Abstract
Introduction:
Teclistamab gained approval for relapsed/refractory Multiple Myeloma (RRMM) in late 2022; however, clinical trials of its use had excluded patients with severe renal insufficiency, hence data for teclistamab in this population is currently lacking.
Methods:
A multicenter retrospective study was conducted using the TriNetX database network, a federated de-identified EMR network that included adult patients with a history of RRMM and received Teclistamab between July 1st, 2022, and July 1st, 2025. Renal failure (RF) was defined as patients with an estimated glomerular filtration rate (eGFR) of less than 30ml/min or dialysis dependence. Statistical analysis was performed on the TrinetX research platform. Baseline patient demographics and clinical features were collected. The cohort was divided into two comparison groups: patients with and without severe renal impairment.
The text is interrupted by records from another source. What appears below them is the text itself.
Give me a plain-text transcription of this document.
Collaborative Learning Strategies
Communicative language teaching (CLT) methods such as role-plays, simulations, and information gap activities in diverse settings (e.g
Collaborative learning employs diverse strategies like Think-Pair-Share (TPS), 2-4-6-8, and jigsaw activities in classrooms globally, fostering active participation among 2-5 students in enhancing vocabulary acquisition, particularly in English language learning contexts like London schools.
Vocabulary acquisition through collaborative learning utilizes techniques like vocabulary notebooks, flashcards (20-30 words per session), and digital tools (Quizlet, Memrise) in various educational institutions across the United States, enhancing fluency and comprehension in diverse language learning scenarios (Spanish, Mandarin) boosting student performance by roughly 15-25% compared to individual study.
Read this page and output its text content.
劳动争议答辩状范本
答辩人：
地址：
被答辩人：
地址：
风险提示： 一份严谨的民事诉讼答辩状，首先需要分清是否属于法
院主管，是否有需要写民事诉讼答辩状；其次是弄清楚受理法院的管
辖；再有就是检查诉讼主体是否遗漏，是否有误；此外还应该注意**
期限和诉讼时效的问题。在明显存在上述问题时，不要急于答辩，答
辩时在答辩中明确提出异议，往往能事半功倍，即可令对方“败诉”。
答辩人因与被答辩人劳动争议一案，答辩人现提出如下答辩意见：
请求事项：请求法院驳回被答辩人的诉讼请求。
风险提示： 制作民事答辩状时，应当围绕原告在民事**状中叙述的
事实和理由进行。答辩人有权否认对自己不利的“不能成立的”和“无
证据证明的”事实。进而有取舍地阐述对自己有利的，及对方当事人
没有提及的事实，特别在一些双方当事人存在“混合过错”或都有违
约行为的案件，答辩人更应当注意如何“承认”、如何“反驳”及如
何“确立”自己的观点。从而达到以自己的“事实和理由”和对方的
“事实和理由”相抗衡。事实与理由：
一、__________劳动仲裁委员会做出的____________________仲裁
Subsequently, 1:1 propensity matching was done with 1:1 (greedy) nearest neighbour without replacement with a caliper of 0.1, and outcomes were calculated with teclistamab use as the index event.
Results:
1058 patients were included in the analysis, 159 in the renal failure group and 899 in the non-renal failure comparison group. 55% were male, the average age at index was 69.3 ± 10.3 years, and 65% were white. Compared to the non-renal failure group, the renal failure group had more extramedullary disease (7.5% vs 5.3%) and a worse mean ECOG PS (1.3 vs 0.9) at baseline. 55 patients in the renal failure group were on dialysis. 1:1 propensity matching was done for age, sex, race, cardiovascular disease, stroke, chronic lung disease, obesity, ECOG PS, etc, yielding 296 patients in the final analysis (148 in each group). The mean follow-up for the renal failure group was 294 days vs 314 days for the non-renal failure comparison group. The renal failure group had 43 deaths vs 42 in the comparison group [HR 1.062 (0.694-1.625), p=0.966], 1-year OS was 63% in the RF failure group vs 78% in the non-RF failure group p=0.285, any grade cytokine release syndrome (CRS) events occurred in 34 in the RF group vs 35 in the non-RF comparison group [OR 0.963 (0.562-1.651) p=0.891, immune effector cell-associated neurotoxicity syndrome (ICANS) events were 13 vs 25 (OR 0.474 (0.232-0.967) p=0.04). Grade 3 or worse CRS and ICANS combined were fewer than 10 events in each group. Within 30-days of treatment, neutropenia (ANC < 1000 cells/uL) was seen in 32 in the RF group vs 33 in the non-RF comparison group [OR 0.961 (0.554-1.667), p=0.883], thrombocytopenia (platelets < 50,000 cells/uL) was seen in 39 vs 34 [OR=1.2 (0.706-2.037), p=0.5] and anemia (Hb < 7.0 gm/dl) was seen in 39 vs 24 [OR=1.625 (1.031-2.56), p=0.033]
Conclusion:
Patients with severe renal failure have comparable outcomes and a comparable safety profile with teclistamab in RRMM; hence, renal impairment should not exclude this cohort from receiving teclistamab. Our study showed a higher 30-day rate of anemia in the renal failure group likely due to anemia of CKD. Rate of ICANS was noted to be higher in the non-renal failure group, this is contradictory to reports in literature and the etiology remains unclear.